Redefining TELOPT_XDISPLAYLOC will likely screw up telnet connections from a X11 display terminal, but you don't want attackers or anyone else to be using telnet anyway. It's okay for them to "try" to use it though. You'll also want to change the /etc/issue.net banner to something else or your header alteration will be for naught. By the way, always perform an apt-get build-dep source "program" before you perform the apt-get -b source "program" on a Debian based system or something is liable to break during the compile.

Then there's Java. I had to install a Java version of TightVNC on the honeypot.
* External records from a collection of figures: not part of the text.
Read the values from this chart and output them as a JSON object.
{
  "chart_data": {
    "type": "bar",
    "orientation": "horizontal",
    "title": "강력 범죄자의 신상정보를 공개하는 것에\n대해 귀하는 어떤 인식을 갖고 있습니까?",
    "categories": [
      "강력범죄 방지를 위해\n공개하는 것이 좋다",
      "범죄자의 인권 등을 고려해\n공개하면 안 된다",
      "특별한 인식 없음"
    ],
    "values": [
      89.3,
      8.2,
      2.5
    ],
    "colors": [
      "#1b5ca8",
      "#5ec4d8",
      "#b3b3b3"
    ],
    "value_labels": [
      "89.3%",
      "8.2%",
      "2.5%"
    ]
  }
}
When I tried to connect via the Internet Explorer browser, I got this error:

load: class VncViewer.class not found.
java.lang.ClassNotFoundException: VncViewer.class
blah, blah, blah...

It's a rather common error. If you have this line:

Caused by: java.io.IOException: open HTTP connection failed, or
Caused by: java.net.ConnectException: Network is unreachable,

the cause is due to an IPv6 network setting in Linux. I first found the solution here, but the same documented workaround is detailed in bug 6342561. Unfortunately, that was not the error I got. The error I had was:

Caused by: java.io.IOException: VncViewer.class not found.
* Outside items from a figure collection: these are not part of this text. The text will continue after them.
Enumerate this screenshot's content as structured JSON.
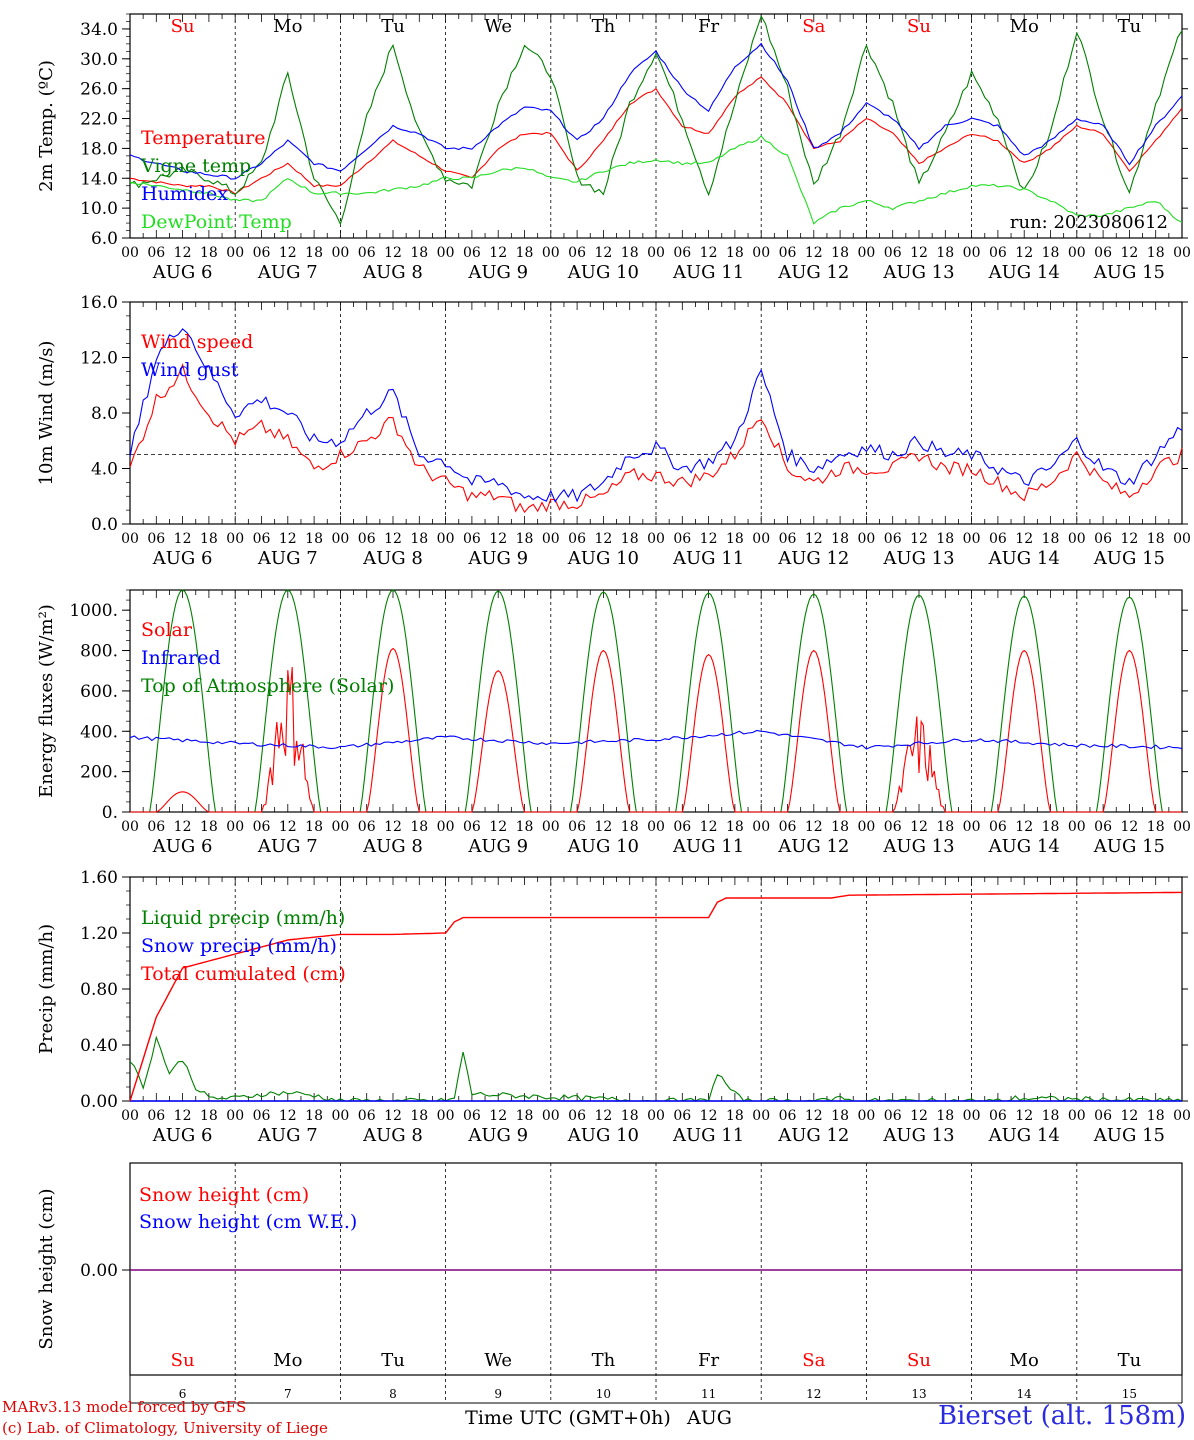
{
  "footer": {
    "model": "MARv3.13 model forced by GFS",
    "credit": "(c) Lab. of Climatology, University of Liege",
    "station": "Bierset (alt. 158m)",
    "time_axis_label": "Time UTC (GMT+0h)",
    "month_label": "AUG"
  },
  "colors": {
    "red": "#ff0000",
    "blue": "#0000ff",
    "green": "#008000",
    "lightgreen": "#22dd22",
    "purple": "#7f007f",
    "weekend": "#ff0000",
    "weekday": "#000000"
  },
  "days": [
    {
      "dow": "Su",
      "date": "AUG 6",
      "day": "6",
      "weekend": true
    },
    {
      "dow": "Mo",
      "date": "AUG 7",
      "day": "7",
      "weekend": false
    },
    {
      "dow": "Tu",
      "date": "AUG 8",
      "day": "8",
      "weekend": false
    },
    {
      "dow": "We",
      "date": "AUG 9",
      "day": "9",
      "weekend": false
    },
    {
      "dow": "Th",
      "date": "AUG 10",
      "day": "10",
      "weekend": false
    },
    {
      "dow": "Fr",
      "date": "AUG 11",
      "day": "11",
      "weekend": false
    },
    {
      "dow": "Sa",
      "date": "AUG 12",
      "day": "12",
      "weekend": true
    },
    {
      "dow": "Su",
      "date": "AUG 13",
      "day": "13",
      "weekend": true
    },
    {
      "dow": "Mo",
      "date": "AUG 14",
      "day": "14",
      "weekend": false
    },
    {
      "dow": "Tu",
      "date": "AUG 15",
      "day": "15",
      "weekend": false
    }
  ],
  "hour_ticks": [
    "00",
    "06",
    "12",
    "18"
  ],
  "chart_data": [
    {
      "type": "line",
      "ylabel": "2m Temp. (ºC)",
      "ylim": [
        6,
        36
      ],
      "yticks": [
        "6.0",
        "10.0",
        "14.0",
        "18.0",
        "22.0",
        "26.0",
        "30.0",
        "34.0"
      ],
      "ytick_values": [
        6,
        10,
        14,
        18,
        22,
        26,
        30,
        34
      ],
      "annotation": "run: 2023080612",
      "x_unit": "hours since Aug 6 00 UTC",
      "series": [
        {
          "name": "Temperature",
          "color": "#ff0000",
          "x": [
            0,
            6,
            12,
            18,
            24,
            30,
            36,
            42,
            48,
            54,
            60,
            66,
            72,
            78,
            84,
            90,
            96,
            102,
            108,
            114,
            120,
            126,
            132,
            138,
            144,
            150,
            156,
            162,
            168,
            174,
            180,
            186,
            192,
            198,
            204,
            210,
            216,
            222,
            228,
            234,
            240
          ],
          "y": [
            14,
            13.5,
            13,
            13,
            12,
            14,
            16,
            13,
            13,
            16,
            19,
            17,
            15,
            14,
            18,
            20,
            20,
            15,
            19,
            24,
            26,
            21,
            20,
            25,
            27.5,
            24,
            18,
            19,
            22,
            20,
            16,
            18,
            20,
            19,
            16,
            18,
            21,
            20,
            15,
            19,
            23.5
          ]
        },
        {
          "name": "Vigne temp",
          "color": "#008000",
          "x": [
            0,
            6,
            12,
            18,
            24,
            30,
            36,
            42,
            48,
            54,
            60,
            66,
            72,
            78,
            84,
            90,
            96,
            102,
            108,
            114,
            120,
            126,
            132,
            138,
            144,
            150,
            156,
            162,
            168,
            174,
            180,
            186,
            192,
            198,
            204,
            210,
            216,
            222,
            228,
            234,
            240
          ],
          "y": [
            13,
            14,
            15,
            14,
            12,
            16,
            28,
            14,
            8,
            22,
            32,
            20,
            14,
            13,
            24,
            32,
            28,
            14,
            12,
            24,
            31,
            22,
            12,
            24,
            36,
            26,
            13,
            20,
            32,
            24,
            13,
            20,
            28,
            22,
            12,
            20,
            34,
            22,
            12,
            24,
            34
          ]
        },
        {
          "name": "Humidex",
          "color": "#0000ff",
          "x": [
            0,
            6,
            12,
            18,
            24,
            30,
            36,
            42,
            48,
            54,
            60,
            66,
            72,
            78,
            84,
            90,
            96,
            102,
            108,
            114,
            120,
            126,
            132,
            138,
            144,
            150,
            156,
            162,
            168,
            174,
            180,
            186,
            192,
            198,
            204,
            210,
            216,
            222,
            228,
            234,
            240
          ],
          "y": [
            17,
            16,
            15,
            14.5,
            14,
            16,
            19,
            16,
            15,
            18,
            21,
            20,
            18,
            18,
            21,
            23.5,
            23,
            19,
            22,
            28,
            31,
            26,
            23,
            29,
            32,
            27,
            18,
            20,
            24,
            22,
            18,
            21,
            22,
            21,
            17,
            19,
            22,
            21,
            16,
            21,
            25
          ]
        },
        {
          "name": "DewPoint Temp",
          "color": "#22dd22",
          "x": [
            0,
            6,
            12,
            18,
            24,
            30,
            36,
            42,
            48,
            54,
            60,
            66,
            72,
            78,
            84,
            90,
            96,
            102,
            108,
            114,
            120,
            126,
            132,
            138,
            144,
            150,
            156,
            162,
            168,
            174,
            180,
            186,
            192,
            198,
            204,
            210,
            216,
            222,
            228,
            234,
            240
          ],
          "y": [
            13.5,
            13,
            12.5,
            12,
            11,
            11,
            14,
            12,
            12,
            12,
            12.5,
            13,
            14,
            14,
            15,
            15.5,
            14,
            13.5,
            15,
            16,
            16.5,
            16,
            16,
            18,
            19.5,
            17,
            8,
            10,
            11,
            10,
            11,
            12,
            13,
            13,
            12.5,
            11,
            9,
            9,
            10,
            11,
            8
          ]
        }
      ]
    },
    {
      "type": "line",
      "ylabel": "10m Wind (m/s)",
      "ylim": [
        0,
        16
      ],
      "yticks": [
        "0.0",
        "4.0",
        "8.0",
        "12.0",
        "16.0"
      ],
      "ytick_values": [
        0,
        4,
        8,
        12,
        16
      ],
      "reference_line": 5,
      "series": [
        {
          "name": "Wind speed",
          "color": "#ff0000",
          "x": [
            0,
            6,
            12,
            18,
            24,
            30,
            36,
            42,
            48,
            54,
            60,
            66,
            72,
            78,
            84,
            90,
            96,
            102,
            108,
            114,
            120,
            126,
            132,
            138,
            144,
            150,
            156,
            162,
            168,
            174,
            180,
            186,
            192,
            198,
            204,
            210,
            216,
            222,
            228,
            234,
            240
          ],
          "y": [
            4,
            9,
            11,
            8,
            6,
            7,
            6,
            4,
            5,
            6,
            7.5,
            4,
            3,
            2,
            2,
            1,
            1.5,
            1.5,
            2,
            3.5,
            3.5,
            3,
            3.5,
            5,
            8,
            4,
            3,
            4,
            4,
            4,
            5,
            4,
            4,
            3,
            2,
            3,
            5,
            3,
            2,
            4,
            5
          ]
        },
        {
          "name": "Wind gust",
          "color": "#0000ff",
          "x": [
            0,
            6,
            12,
            18,
            24,
            30,
            36,
            42,
            48,
            54,
            60,
            66,
            72,
            78,
            84,
            90,
            96,
            102,
            108,
            114,
            120,
            126,
            132,
            138,
            144,
            150,
            156,
            162,
            168,
            174,
            180,
            186,
            192,
            198,
            204,
            210,
            216,
            222,
            228,
            234,
            240
          ],
          "y": [
            5,
            12,
            14.5,
            11,
            8,
            9,
            8,
            6,
            6,
            8,
            9.5,
            5,
            4.5,
            3,
            3,
            2,
            2,
            2,
            3,
            5,
            5.5,
            4,
            4.5,
            6,
            11,
            5,
            4,
            5,
            5.5,
            5,
            6,
            5,
            5,
            4,
            3,
            4,
            6,
            4,
            3,
            5,
            7
          ]
        }
      ]
    },
    {
      "type": "line",
      "ylabel": "Energy fluxes (W/m²)",
      "ylim": [
        0,
        1100
      ],
      "yticks": [
        "0.",
        "200.",
        "400.",
        "600.",
        "800.",
        "1000."
      ],
      "ytick_values": [
        0,
        200,
        400,
        600,
        800,
        1000
      ],
      "series": [
        {
          "name": "Solar",
          "color": "#ff0000",
          "day_peaks": [
            100,
            800,
            810,
            700,
            800,
            780,
            800,
            500,
            800,
            800
          ]
        },
        {
          "name": "Infrared",
          "color": "#0000ff",
          "x": [
            0,
            24,
            48,
            72,
            96,
            120,
            144,
            168,
            192,
            216,
            240
          ],
          "y": [
            370,
            340,
            320,
            370,
            340,
            360,
            400,
            320,
            360,
            330,
            320
          ]
        },
        {
          "name": "Top of Atmosphere (Solar)",
          "color": "#008000",
          "day_peaks": [
            1100,
            1100,
            1100,
            1095,
            1090,
            1085,
            1080,
            1075,
            1070,
            1065
          ]
        }
      ]
    },
    {
      "type": "line",
      "ylabel": "Precip (mm/h)",
      "ylim": [
        0,
        1.6
      ],
      "yticks": [
        "0.00",
        "0.40",
        "0.80",
        "1.20",
        "1.60"
      ],
      "ytick_values": [
        0,
        0.4,
        0.8,
        1.2,
        1.6
      ],
      "series": [
        {
          "name": "Liquid precip (mm/h)",
          "color": "#008000",
          "x": [
            0,
            3,
            6,
            9,
            12,
            15,
            18,
            24,
            30,
            36,
            42,
            48,
            72,
            74,
            76,
            78,
            120,
            132,
            134,
            136,
            138,
            140,
            160,
            162,
            164,
            200,
            202,
            240
          ],
          "y": [
            0.3,
            0.1,
            0.45,
            0.2,
            0.3,
            0.1,
            0.02,
            0.02,
            0.05,
            0.06,
            0.04,
            0,
            0,
            0.02,
            0.35,
            0.05,
            0,
            0,
            0.2,
            0.12,
            0.05,
            0,
            0,
            0.05,
            0,
            0,
            0.02,
            0
          ]
        },
        {
          "name": "Snow precip (mm/h)",
          "color": "#0000ff",
          "x": [
            0,
            240
          ],
          "y": [
            0,
            0
          ]
        },
        {
          "name": "Total cumulated (cm)",
          "color": "#ff0000",
          "x": [
            0,
            6,
            12,
            18,
            24,
            30,
            36,
            42,
            48,
            60,
            72,
            74,
            76,
            120,
            132,
            134,
            136,
            160,
            164,
            240
          ],
          "y": [
            0,
            0.6,
            0.95,
            1.0,
            1.05,
            1.1,
            1.15,
            1.17,
            1.19,
            1.19,
            1.2,
            1.28,
            1.31,
            1.31,
            1.31,
            1.42,
            1.45,
            1.45,
            1.47,
            1.49
          ]
        }
      ]
    },
    {
      "type": "line",
      "ylabel": "Snow height (cm)",
      "yticks": [
        "0.00"
      ],
      "series": [
        {
          "name": "Snow height (cm)",
          "color": "#ff0000",
          "x": [
            0,
            240
          ],
          "y": [
            0,
            0
          ]
        },
        {
          "name": "Snow height (cm W.E.)",
          "color": "#0000ff",
          "x": [
            0,
            240
          ],
          "y": [
            0,
            0
          ]
        }
      ]
    }
  ]
}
I had to copy the missing class to the root of the virtual host directory. Then the error changed to OptionsFrame.class not found. So, I copied all of the TightVNC class files (and one jar file) from /usr/share/tightvnc-java/ to the virtual host directory to be safe. Then, TightVNC worked. This was odd because if you install the TightVNC files directly from the binary archive into the virtual host directory, the class files are found in a classes subdirectory, i.e. /var/www/virtual-domain/classes. Since the default install is likely to fail with TightVNC in a virtual host directory, I wonder what the "real" default install is.